Title has nothing to do with leadership. Leadership has everything to do with trust.

When we are given the privilege of being the leader, we enjoy many perks: the bigger office, higher salary, fancy title, name on dressing room door, people bringing us coffee, the authority to tell others what to do. All those perks come with a cost. When we are faced with danger and threat, leaders are expected to protect those in their charge, even if it means sacrificing their own comfort and safety. 

This could be standing up for someone who was treated poorly, showing solidarity, vouching for a respectable wage, keeping the peace within the group by breaking up fights or ensuring accountability. Or simple doing what you say you're going to do. In doing so, you might end up being bullied yourself, jeopardizing your job or end up in conflict with others - but your people know they can count on you to have their backs. 

When someone takes all the leadership perks, tells us what to do, but does not own the responsibilities that come with it or are the first to retreat from danger - we don't view their leadership as legitimate. We don't feel it is fair and our trust in the anthropological tenets of the relationship becomes violated. The group becomes lost about who they could trust. It becomes every person for themselves, always looking behind our backs, and the quality of work culture suffers. We see this in many large musical institutions where dissent simmers and then eventually boils over dramatically. And we wonder what went wrong, but the clues have been there all along.

At the same time, we all can name someone we know who would do anything to back those to their left and right, someone who shows empathy toward our circumstances, regardless of what position they have. Those are the leaders among us, hiding in plain view. They are the glue that's holding us together. And we'd be willing to follow them wherever they go. We want to keep them as a leader because it's good for us and in our best interest. Give those people more credit. And stop giving credit to those who enjoy the perks without actively caring for those in their charge. 

One of my heroes, Simon Sinek, often explains that "in the military, they give medals to those who sacrifice themselves so that others may gain. In business, they give bonuses to those who sacrifice others so that they may gain." The latter definitely occur in the music industry, in all its celebrity and power-sensitive culture glory.
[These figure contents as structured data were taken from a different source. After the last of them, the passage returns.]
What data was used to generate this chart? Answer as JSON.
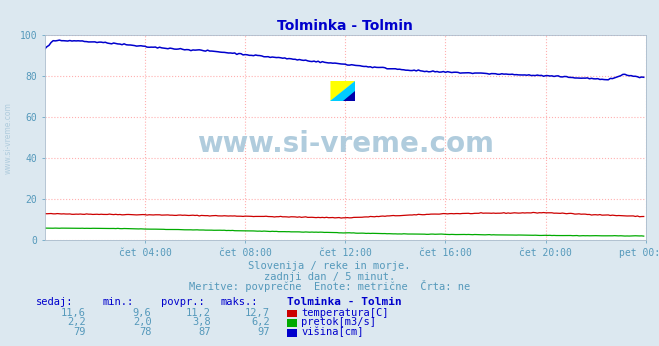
{
  "title": "Tolminka - Tolmin",
  "title_color": "#0000cc",
  "bg_color": "#dce8f0",
  "plot_bg_color": "#ffffff",
  "grid_color": "#ffb0b0",
  "xlabel_ticks": [
    "čet 04:00",
    "čet 08:00",
    "čet 12:00",
    "čet 16:00",
    "čet 20:00",
    "pet 00:00"
  ],
  "ylabel_ticks": [
    0,
    20,
    40,
    60,
    80,
    100
  ],
  "ylim": [
    0,
    100
  ],
  "n_points": 288,
  "temp_color": "#cc0000",
  "flow_color": "#00aa00",
  "height_color": "#0000cc",
  "watermark_text": "www.si-vreme.com",
  "watermark_color": "#b0ccdd",
  "subtitle1": "Slovenija / reke in morje.",
  "subtitle2": "zadnji dan / 5 minut.",
  "subtitle3": "Meritve: povprečne  Enote: metrične  Črta: ne",
  "subtitle_color": "#5599bb",
  "table_header_labels": [
    "sedaj:",
    "min.:",
    "povpr.:",
    "maks.:",
    "Tolminka - Tolmin"
  ],
  "table_rows": [
    [
      "11,6",
      "9,6",
      "11,2",
      "12,7",
      "temperatura[C]",
      "#cc0000"
    ],
    [
      "2,2",
      "2,0",
      "3,8",
      "6,2",
      "pretok[m3/s]",
      "#00aa00"
    ],
    [
      "79",
      "78",
      "87",
      "97",
      "višina[cm]",
      "#0000cc"
    ]
  ],
  "table_color": "#0000cc",
  "table_num_color": "#5599bb",
  "figsize": [
    6.59,
    3.46
  ],
  "dpi": 100
}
Consider this: if your organization were in jeopardy today, what would your boss do to protect you and your colleagues? Does that make you feel safe? Or does it send chills down your spine? Who else around you would stand up for you?
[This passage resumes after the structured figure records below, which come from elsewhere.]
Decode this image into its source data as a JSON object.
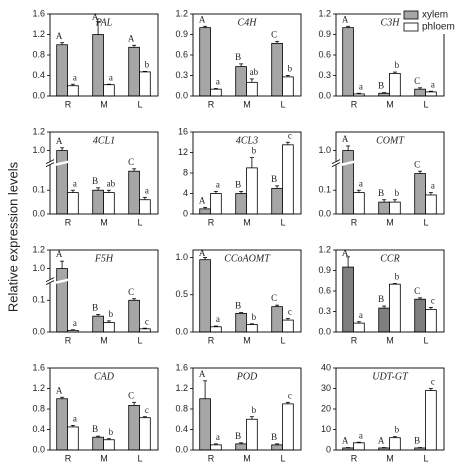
{
  "ylabel": "Relative expression levels",
  "chart_data": [
    {
      "type": "bar",
      "title": "PAL",
      "categories": [
        "R",
        "M",
        "L"
      ],
      "ylim": [
        0,
        1.6
      ],
      "yticks": [
        {
          "value": 0,
          "label": "0.0"
        },
        0.4,
        0.8,
        1.2,
        1.6
      ],
      "series": [
        {
          "name": "xylem",
          "color": "#a6a6a6",
          "values": [
            1.0,
            1.2,
            0.95
          ],
          "errors": [
            0.04,
            0.25,
            0.04
          ],
          "letters": [
            "A",
            "A",
            "A"
          ]
        },
        {
          "name": "phloem",
          "color": "#ffffff",
          "values": [
            0.2,
            0.22,
            0.47
          ],
          "errors": [
            0.03,
            0.01,
            0.01
          ],
          "letters": [
            "a",
            "a",
            "b"
          ]
        }
      ]
    },
    {
      "type": "bar",
      "title": "C4H",
      "categories": [
        "R",
        "M",
        "L"
      ],
      "ylim": [
        0,
        1.2
      ],
      "yticks": [
        {
          "value": 0,
          "label": "0.0"
        },
        0.3,
        0.6,
        0.9,
        1.2
      ],
      "series": [
        {
          "name": "xylem",
          "color": "#a6a6a6",
          "values": [
            1.0,
            0.43,
            0.77
          ],
          "errors": [
            0.02,
            0.04,
            0.03
          ],
          "letters": [
            "A",
            "B",
            "C"
          ]
        },
        {
          "name": "phloem",
          "color": "#ffffff",
          "values": [
            0.1,
            0.2,
            0.28
          ],
          "errors": [
            0.01,
            0.05,
            0.02
          ],
          "letters": [
            "a",
            "ab",
            "b"
          ]
        }
      ]
    },
    {
      "type": "bar",
      "title": "C3H",
      "categories": [
        "R",
        "M",
        "L"
      ],
      "ylim": [
        0,
        1.2
      ],
      "legend": "upper right",
      "yticks": [
        {
          "value": 0,
          "label": "0.0"
        },
        0.3,
        0.6,
        0.9,
        1.2
      ],
      "series": [
        {
          "name": "xylem",
          "color": "#a6a6a6",
          "values": [
            1.0,
            0.04,
            0.1
          ],
          "errors": [
            0.02,
            0.01,
            0.02
          ],
          "letters": [
            "A",
            "B",
            "C"
          ]
        },
        {
          "name": "phloem",
          "color": "#ffffff",
          "values": [
            0.03,
            0.33,
            0.06
          ],
          "errors": [
            0.01,
            0.02,
            0.01
          ],
          "letters": [
            "a",
            "b",
            "a"
          ]
        }
      ]
    },
    {
      "type": "bar",
      "title": "4CL1",
      "categories": [
        "R",
        "M",
        "L"
      ],
      "ylim": [
        0,
        1.2
      ],
      "ybreak": [
        0.2,
        0.9
      ],
      "yticks": [
        {
          "value": 0,
          "label": "0.0"
        },
        0.1,
        {
          "value": 1,
          "label": "1.0"
        },
        1.2
      ],
      "series": [
        {
          "name": "xylem",
          "color": "#a6a6a6",
          "values": [
            1.0,
            0.1,
            0.18
          ],
          "errors": [
            0.03,
            0.01,
            0.01
          ],
          "letters": [
            "A",
            "B",
            "C"
          ]
        },
        {
          "name": "phloem",
          "color": "#ffffff",
          "values": [
            0.09,
            0.09,
            0.06
          ],
          "errors": [
            0.01,
            0.01,
            0.01
          ],
          "letters": [
            "a",
            "ab",
            "a"
          ]
        }
      ]
    },
    {
      "type": "bar",
      "title": "4CL3",
      "categories": [
        "R",
        "M",
        "L"
      ],
      "ylim": [
        0,
        16
      ],
      "yticks": [
        0,
        4,
        8,
        12,
        16
      ],
      "series": [
        {
          "name": "xylem",
          "color": "#a6a6a6",
          "values": [
            1,
            4,
            5
          ],
          "errors": [
            0.3,
            0.4,
            0.5
          ],
          "letters": [
            "A",
            "B",
            "B"
          ]
        },
        {
          "name": "phloem",
          "color": "#ffffff",
          "values": [
            4,
            9,
            13.5
          ],
          "errors": [
            0.4,
            2,
            0.5
          ],
          "letters": [
            "a",
            "b",
            "c"
          ]
        }
      ]
    },
    {
      "type": "bar",
      "title": "COMT",
      "categories": [
        "R",
        "M",
        "L"
      ],
      "ylim": [
        0,
        1.2
      ],
      "ybreak": [
        0.2,
        0.9
      ],
      "yticks": [
        {
          "value": 0,
          "label": "0.0"
        },
        0.1,
        {
          "value": 1,
          "label": "1.0"
        }
      ],
      "series": [
        {
          "name": "xylem",
          "color": "#a6a6a6",
          "values": [
            1.0,
            0.05,
            0.17
          ],
          "errors": [
            0.05,
            0.01,
            0.01
          ],
          "letters": [
            "A",
            "B",
            "C"
          ]
        },
        {
          "name": "phloem",
          "color": "#ffffff",
          "values": [
            0.09,
            0.05,
            0.08
          ],
          "errors": [
            0.01,
            0.01,
            0.01
          ],
          "letters": [
            "a",
            "b",
            "a"
          ]
        }
      ]
    },
    {
      "type": "bar",
      "title": "F5H",
      "categories": [
        "R",
        "M",
        "L"
      ],
      "ylim": [
        0,
        1.2
      ],
      "ybreak": [
        0.15,
        0.9
      ],
      "yticks": [
        {
          "value": 0,
          "label": "0.0"
        },
        0.1,
        {
          "value": 1,
          "label": "1.0"
        },
        1.2
      ],
      "series": [
        {
          "name": "xylem",
          "color": "#a6a6a6",
          "values": [
            1.0,
            0.05,
            0.1
          ],
          "errors": [
            0.08,
            0.005,
            0.005
          ],
          "letters": [
            "A",
            "B",
            "C"
          ]
        },
        {
          "name": "phloem",
          "color": "#ffffff",
          "values": [
            0.005,
            0.03,
            0.01
          ],
          "errors": [
            0.002,
            0.005,
            0.002
          ],
          "letters": [
            "a",
            "b",
            "c"
          ]
        }
      ]
    },
    {
      "type": "bar",
      "title": "CCoAOMT",
      "categories": [
        "R",
        "M",
        "L"
      ],
      "ylim": [
        0,
        1.1
      ],
      "yticks": [
        {
          "value": 0,
          "label": "0.0"
        },
        0.5,
        {
          "value": 1,
          "label": "1.0"
        }
      ],
      "series": [
        {
          "name": "xylem",
          "color": "#a6a6a6",
          "values": [
            0.97,
            0.25,
            0.34
          ],
          "errors": [
            0.03,
            0.01,
            0.02
          ],
          "letters": [
            "A",
            "B",
            "C"
          ]
        },
        {
          "name": "phloem",
          "color": "#ffffff",
          "values": [
            0.07,
            0.1,
            0.16
          ],
          "errors": [
            0.01,
            0.01,
            0.02
          ],
          "letters": [
            "a",
            "b",
            "c"
          ]
        }
      ]
    },
    {
      "type": "bar",
      "title": "CCR",
      "categories": [
        "R",
        "M",
        "L"
      ],
      "ylim": [
        0,
        1.2
      ],
      "yticks": [
        {
          "value": 0,
          "label": "0.0"
        },
        0.3,
        0.6,
        0.9,
        1.2
      ],
      "series": [
        {
          "name": "xylem",
          "color": "#7f7f7f",
          "values": [
            0.95,
            0.35,
            0.48
          ],
          "errors": [
            0.15,
            0.03,
            0.02
          ],
          "letters": [
            "A",
            "B",
            "C"
          ]
        },
        {
          "name": "phloem",
          "color": "#ffffff",
          "values": [
            0.13,
            0.7,
            0.33
          ],
          "errors": [
            0.02,
            0.01,
            0.03
          ],
          "letters": [
            "a",
            "b",
            "c"
          ]
        }
      ]
    },
    {
      "type": "bar",
      "title": "CAD",
      "categories": [
        "R",
        "M",
        "L"
      ],
      "ylim": [
        0,
        1.6
      ],
      "yticks": [
        {
          "value": 0,
          "label": "0.0"
        },
        0.4,
        0.8,
        1.2,
        1.6
      ],
      "series": [
        {
          "name": "xylem",
          "color": "#a6a6a6",
          "values": [
            1.0,
            0.25,
            0.87
          ],
          "errors": [
            0.03,
            0.02,
            0.06
          ],
          "letters": [
            "A",
            "B",
            "C"
          ]
        },
        {
          "name": "phloem",
          "color": "#ffffff",
          "values": [
            0.45,
            0.2,
            0.63
          ],
          "errors": [
            0.03,
            0.02,
            0.02
          ],
          "letters": [
            "a",
            "b",
            "c"
          ]
        }
      ]
    },
    {
      "type": "bar",
      "title": "POD",
      "categories": [
        "R",
        "M",
        "L"
      ],
      "ylim": [
        0,
        1.6
      ],
      "yticks": [
        {
          "value": 0,
          "label": "0.0"
        },
        0.4,
        0.8,
        1.2,
        1.6
      ],
      "series": [
        {
          "name": "xylem",
          "color": "#a6a6a6",
          "values": [
            1.0,
            0.12,
            0.1
          ],
          "errors": [
            0.35,
            0.02,
            0.02
          ],
          "letters": [
            "A",
            "B",
            "B"
          ]
        },
        {
          "name": "phloem",
          "color": "#ffffff",
          "values": [
            0.1,
            0.6,
            0.9
          ],
          "errors": [
            0.02,
            0.05,
            0.03
          ],
          "letters": [
            "a",
            "b",
            "c"
          ]
        }
      ]
    },
    {
      "type": "bar",
      "title": "UDT-GT",
      "categories": [
        "R",
        "M",
        "L"
      ],
      "ylim": [
        0,
        40
      ],
      "yticks": [
        0,
        10,
        20,
        30,
        40
      ],
      "series": [
        {
          "name": "xylem",
          "color": "#a6a6a6",
          "values": [
            1,
            1,
            1
          ],
          "errors": [
            0.2,
            0.2,
            0.2
          ],
          "letters": [
            "A",
            "A",
            "B"
          ]
        },
        {
          "name": "phloem",
          "color": "#ffffff",
          "values": [
            3.5,
            6,
            29
          ],
          "errors": [
            0.3,
            0.5,
            1
          ],
          "letters": [
            "a",
            "b",
            "c"
          ]
        }
      ]
    }
  ]
}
Conductors have the responsibility to create a culture of trust and safety in the work environment. By first ensuring the musicians are cared for in all ways possible, legitimizing their leadership by standing between threats and their musicians. And the result is a group of musicians that spend less time being afraid and more time working together. 

I hope we can stop confusing the position of a leader with being a leader - and recognize the leaders among us.